The Madrid

Edie Falco and Phoebe Strole

Edie Falco and Phoebe Strole

It is rare that I relate to the characters onstage as much as I did during The Madrid, Liz Flahive’s play currently in performances at City Center Stage I. Directed by Leigh Silverman and starring an underutilized Edie Falco, The Madrid is an unsteady and unsatisfying look at people trapped in stagnant lives of little to no movement, which is exactly how I felt while sitting in the audience, watching this show.

Falco plays Martha, a kindergarten teacher who abandons her job and her family, without explanation. With no answers, her husband John (John Ellison Conlee) begins selling family furniture in yard sales while and 22 year-old-daughter Sarah (Phoebe Strole) moves back into her parents’ house to help her father. The two attempt to move on with their lives, aided perhaps a bit too much by their well-meaning, overanxious neighbors Becca (Heidi Schreck) and Danny (Christopher Evan Welch). Martha’s mother Rose (a deliciously salty Frances Sternhagen who steals every scene she is in) takes to driving her car into trees in hopes of getting her estranged daughter’s attention.

While everyone appears baffled by Martha’s disappearance, not one reaction onstage registers as actual grief or mourning. When Martha does appear again, to wish her daughter a happy birthday, she tells Sarah she has rented an apartment at The Madrid, a residence downtown, and invites Sarah to come have a drink at the nearby bar with her. But she doesn’t tell Sarah why she is living there or when, if ever, she might return to her family. She doesn’t tell Sarah why she left or what she plans to do with her life in the future. She appears anxious and uneasy, nervously shifting her weight and refusing to make eye contact with Sarah, unable to answer any of the questions her daughter asks her.

After seeing her mother again, Sarah is understandably confused and accepts the invitation to spend time with her despite her anger and sadness. I viewed this as Sarah attempting to connect with her mother as an adult, perhaps to build a friendship now that the two no longer lived in the same house. But the scenes between them are unsatisfying; I wanted to see confrontation and have questions answered. I wanted Sarah to be angry. Instead, awkward silences between the two lingered much longer than they should have.

All Martha can tell Sarah is she had to leave, and she had been preparing to do it for years, saving money on the sly and plotting her escape from the life she felt trapped in. We later learn that she had tried to leave her family several times before, including when Sarah was very young. She tells Sarah she felt unqualified for her job — which Sarah is now substituting for. And now that Martha is free of familial obligations she is determined to stay that way; when Sarah gets a late night phone call telling her that Rose has driven her car into a tree again, she asks Martha to come with her, but Martha’s refuses to go, saying, “There are other people to call if there’s an emergency.”

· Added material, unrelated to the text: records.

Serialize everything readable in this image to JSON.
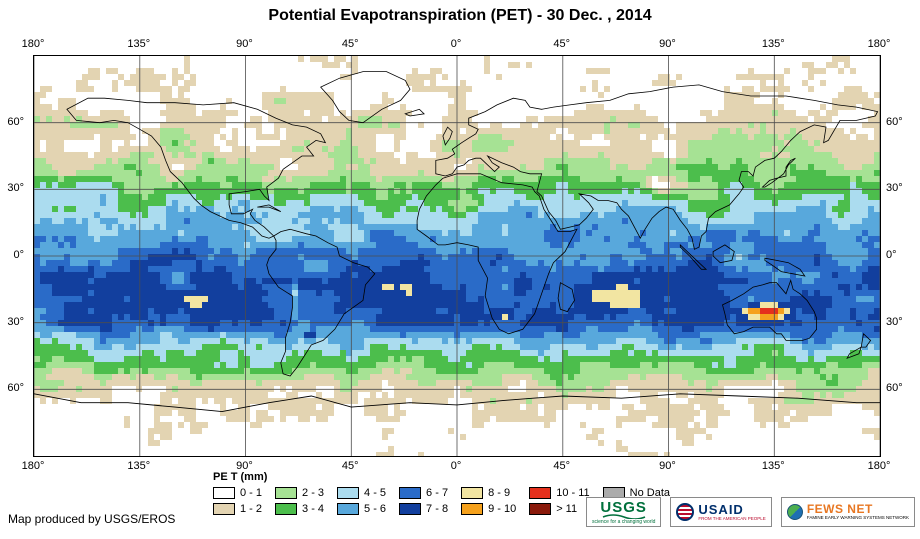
{
  "title": "Potential Evapotranspiration (PET) - 30 Dec. , 2014",
  "credit": "Map produced by USGS/EROS",
  "map": {
    "axis": {
      "top": [
        "180°",
        "135°",
        "90°",
        "45°",
        "0°",
        "45°",
        "90°",
        "135°",
        "180°"
      ],
      "bottom": [
        "180°",
        "135°",
        "90°",
        "45°",
        "0°",
        "45°",
        "90°",
        "135°",
        "180°"
      ],
      "left": [
        "60°",
        "30°",
        "0°",
        "30°",
        "60°"
      ],
      "right": [
        "60°",
        "30°",
        "0°",
        "30°",
        "60°"
      ]
    },
    "grid_color": "#4d4d4d",
    "coast_color": "#000000"
  },
  "legend": {
    "title": "PE T (mm)",
    "items": [
      {
        "label": "0 - 1",
        "color": "#FFFFFF"
      },
      {
        "label": "1 - 2",
        "color": "#E3D4B2"
      },
      {
        "label": "2 - 3",
        "color": "#A6E294"
      },
      {
        "label": "3 - 4",
        "color": "#4CBE4C"
      },
      {
        "label": "4 - 5",
        "color": "#ABDCEF"
      },
      {
        "label": "5 - 6",
        "color": "#58A8DC"
      },
      {
        "label": "6 - 7",
        "color": "#2A6BC8"
      },
      {
        "label": "7 - 8",
        "color": "#123F9E"
      },
      {
        "label": "8 - 9",
        "color": "#F2E5A2"
      },
      {
        "label": "9 - 10",
        "color": "#F5A11C"
      },
      {
        "label": "10 - 11",
        "color": "#E5301C"
      },
      {
        "label": "> 11",
        "color": "#8A1A0B"
      },
      {
        "label": "No Data",
        "color": "#ABABAB"
      }
    ]
  },
  "logos": {
    "usgs": {
      "name": "USGS",
      "tagline": "science for a changing world",
      "color": "#00703C"
    },
    "usaid": {
      "name": "USAID",
      "tagline": "FROM THE AMERICAN PEOPLE",
      "color": "#002F6C",
      "accent": "#BA0C2F"
    },
    "fewsnet": {
      "name": "FEWS NET",
      "tagline": "FAMINE EARLY WARNING SYSTEMS NETWORK",
      "color": "#E87722"
    }
  }
}
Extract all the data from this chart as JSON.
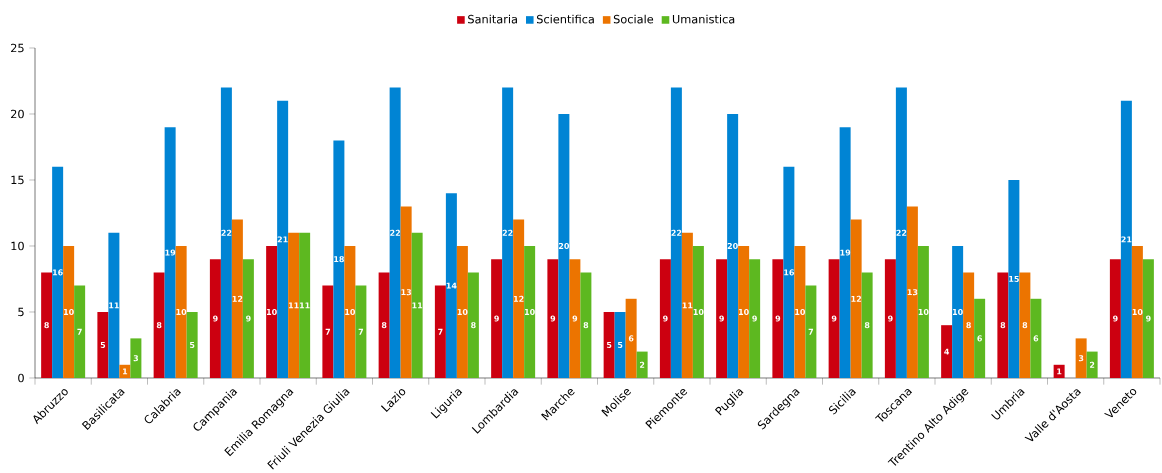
{
  "chart_data": {
    "type": "bar",
    "categories": [
      "Abruzzo",
      "Basilicata",
      "Calabria",
      "Campania",
      "Emilia Romagna",
      "Friuli Venezia Giulia",
      "Lazio",
      "Liguria",
      "Lombardia",
      "Marche",
      "Molise",
      "Piemonte",
      "Puglia",
      "Sardegna",
      "Sicilia",
      "Toscana",
      "Trentino Alto Adige",
      "Umbria",
      "Valle d'Aosta",
      "Veneto"
    ],
    "series": [
      {
        "name": "Sanitaria",
        "color": "#cc0010",
        "values": [
          8,
          5,
          8,
          9,
          10,
          7,
          8,
          7,
          9,
          9,
          5,
          9,
          9,
          9,
          9,
          9,
          4,
          8,
          1,
          9
        ]
      },
      {
        "name": "Scientifica",
        "color": "#0084d4",
        "values": [
          16,
          11,
          19,
          22,
          21,
          18,
          22,
          14,
          22,
          20,
          5,
          22,
          20,
          16,
          19,
          22,
          10,
          15,
          null,
          21
        ]
      },
      {
        "name": "Sociale",
        "color": "#ec7400",
        "values": [
          10,
          1,
          10,
          12,
          11,
          10,
          13,
          10,
          12,
          9,
          6,
          11,
          10,
          10,
          12,
          13,
          8,
          8,
          3,
          10
        ]
      },
      {
        "name": "Umanistica",
        "color": "#5db820",
        "values": [
          7,
          3,
          5,
          9,
          11,
          7,
          11,
          8,
          10,
          8,
          2,
          10,
          9,
          7,
          8,
          10,
          6,
          6,
          2,
          9
        ]
      }
    ],
    "ylim": [
      0,
      25
    ],
    "yticks": [
      0,
      5,
      10,
      15,
      20,
      25
    ],
    "grid": false,
    "legend": "top",
    "data_labels": true
  }
}
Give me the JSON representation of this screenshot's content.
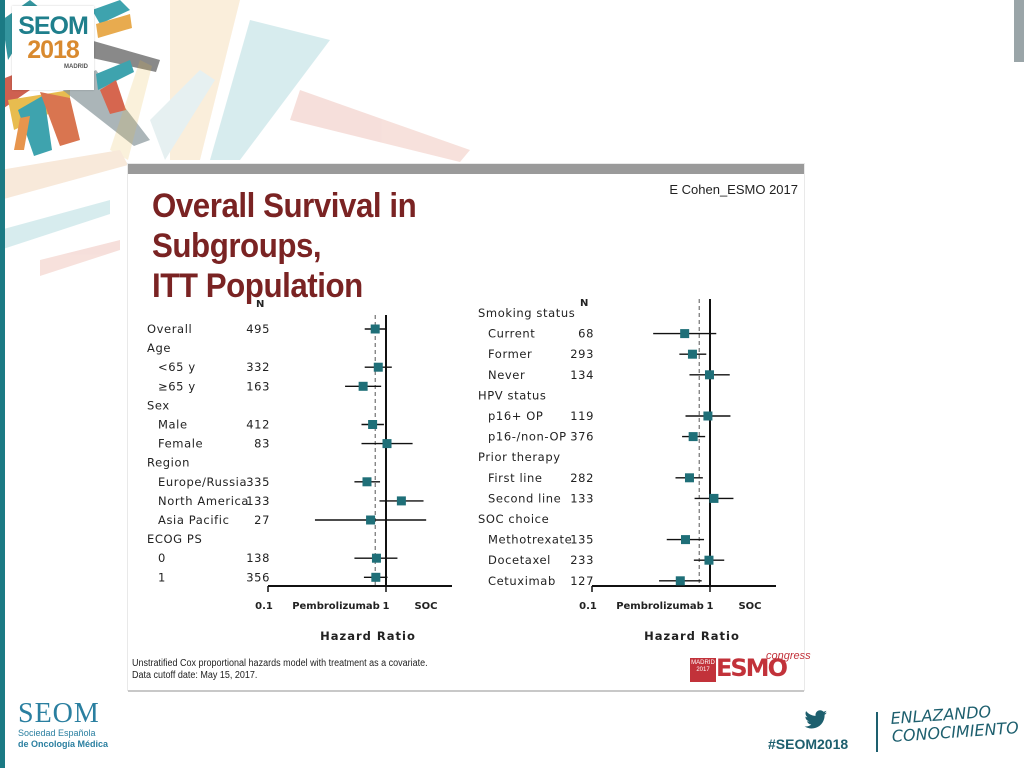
{
  "brand": {
    "logo_line1": "SEOM",
    "logo_line2": "2018",
    "logo_city": "MADRID",
    "org_name": "SEOM",
    "org_full_1": "Sociedad Española",
    "org_full_2": "de Oncología Médica",
    "hashtag": "#SEOM2018",
    "slogan_1": "ENLAZANDO",
    "slogan_2": "CONOCIMIENTO",
    "accent": "#1b7a84"
  },
  "slide": {
    "title_line1": "Overall Survival in Subgroups,",
    "title_line2": "ITT Population",
    "credit": "E Cohen_ESMO 2017",
    "footnote_1": "Unstratified Cox proportional hazards model with treatment as a covariate.",
    "footnote_2": "Data cutoff date: May 15, 2017.",
    "esmo_madrid": "MADRID 2017",
    "esmo_word": "ESMO",
    "esmo_congress": "congress"
  },
  "chart_data": {
    "type": "forest",
    "marker_color": "#1f6f78",
    "xlabel": "Hazard Ratio",
    "x_tick_left": "0.1",
    "x_tick_mid": "1",
    "left_arm": "Pembrolizumab",
    "right_arm": "SOC",
    "n_header": "N",
    "panels": [
      {
        "rows": [
          {
            "label": "Overall",
            "n": "495",
            "indent": 0,
            "hr": 0.81,
            "lo": 0.66,
            "hi": 0.99
          },
          {
            "label": "Age",
            "n": "",
            "indent": 0,
            "header": true
          },
          {
            "label": "<65 y",
            "n": "332",
            "indent": 1,
            "hr": 0.86,
            "lo": 0.66,
            "hi": 1.12
          },
          {
            "label": "≥65 y",
            "n": "163",
            "indent": 1,
            "hr": 0.64,
            "lo": 0.45,
            "hi": 0.91
          },
          {
            "label": "Sex",
            "n": "",
            "indent": 0,
            "header": true
          },
          {
            "label": "Male",
            "n": "412",
            "indent": 1,
            "hr": 0.77,
            "lo": 0.62,
            "hi": 0.96
          },
          {
            "label": "Female",
            "n": "83",
            "indent": 1,
            "hr": 1.02,
            "lo": 0.62,
            "hi": 1.68
          },
          {
            "label": "Region",
            "n": "",
            "indent": 0,
            "header": true
          },
          {
            "label": "Europe/Russia",
            "n": "335",
            "indent": 1,
            "hr": 0.69,
            "lo": 0.54,
            "hi": 0.89
          },
          {
            "label": "North America",
            "n": "133",
            "indent": 1,
            "hr": 1.35,
            "lo": 0.88,
            "hi": 2.08
          },
          {
            "label": "Asia Pacific",
            "n": "27",
            "indent": 1,
            "hr": 0.74,
            "lo": 0.25,
            "hi": 2.19
          },
          {
            "label": "ECOG PS",
            "n": "",
            "indent": 0,
            "header": true
          },
          {
            "label": "0",
            "n": "138",
            "indent": 1,
            "hr": 0.83,
            "lo": 0.54,
            "hi": 1.25
          },
          {
            "label": "1",
            "n": "356",
            "indent": 1,
            "hr": 0.82,
            "lo": 0.65,
            "hi": 1.03
          }
        ]
      },
      {
        "rows": [
          {
            "label": "Smoking status",
            "n": "",
            "indent": 0,
            "header": true
          },
          {
            "label": "Current",
            "n": "68",
            "indent": 1,
            "hr": 0.61,
            "lo": 0.33,
            "hi": 1.13
          },
          {
            "label": "Former",
            "n": "293",
            "indent": 1,
            "hr": 0.71,
            "lo": 0.55,
            "hi": 0.93
          },
          {
            "label": "Never",
            "n": "134",
            "indent": 1,
            "hr": 0.99,
            "lo": 0.67,
            "hi": 1.47
          },
          {
            "label": "HPV status",
            "n": "",
            "indent": 0,
            "header": true
          },
          {
            "label": "p16+ OP",
            "n": "119",
            "indent": 1,
            "hr": 0.96,
            "lo": 0.62,
            "hi": 1.49
          },
          {
            "label": "p16-/non-OP",
            "n": "376",
            "indent": 1,
            "hr": 0.72,
            "lo": 0.58,
            "hi": 0.91
          },
          {
            "label": "Prior therapy",
            "n": "",
            "indent": 0,
            "header": true
          },
          {
            "label": "First line",
            "n": "282",
            "indent": 1,
            "hr": 0.67,
            "lo": 0.51,
            "hi": 0.87
          },
          {
            "label": "Second line",
            "n": "133",
            "indent": 1,
            "hr": 1.08,
            "lo": 0.74,
            "hi": 1.58
          },
          {
            "label": "SOC choice",
            "n": "",
            "indent": 0,
            "header": true
          },
          {
            "label": "Methotrexate",
            "n": "135",
            "indent": 1,
            "hr": 0.62,
            "lo": 0.43,
            "hi": 0.89
          },
          {
            "label": "Docetaxel",
            "n": "233",
            "indent": 1,
            "hr": 0.98,
            "lo": 0.73,
            "hi": 1.32
          },
          {
            "label": "Cetuximab",
            "n": "127",
            "indent": 1,
            "hr": 0.56,
            "lo": 0.37,
            "hi": 0.85
          }
        ]
      }
    ]
  }
}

The main question The Madrid left me wondering, aside from, “How did Falco end up in this show?” was, "What would happen if the roles were reversed?" Would a man abandoning his family even warrant a drama examining the aftermath? Would a man be faced with the judgment and condemnation that Martha was? When discussing Martha’s decision to leave without any explanation, Sarah says, “I think it might be unforgivable.” And when talking with Martha at her apartment, Sarah says, “I’m not being a bitch,” when asking her mother, “Are you OK mentally?” Since when does asking a question render a person a bitch?

Another aspect of The Madrid that left me feeling uneasy was how Sarah immediately begins to fill the role that Martha had played in their house. She buys groceries, drives her grandmother around, comforts her father and teaches at the same school — and the same class — that Martha did. Rather than being able to carve out her own identity as a young adult, Sarah simply takes on her mother's. But this potentially interesting aspect of the script is left unexplored, along with so many others.

The play’s conclusion is equally unsatisfying. I was unable to form a decision as to whether it was a happy ending or a tragedy of world-weary resignation. Throughout the entire production of The Madrid, it’s difficult to tell if Martha’s ambivalence comes from the script, Falco’s performance, or a combination of both. The latter is likely, but I might be saying that just because I don’t want to make a decision. Maybe the show did inspire me after all.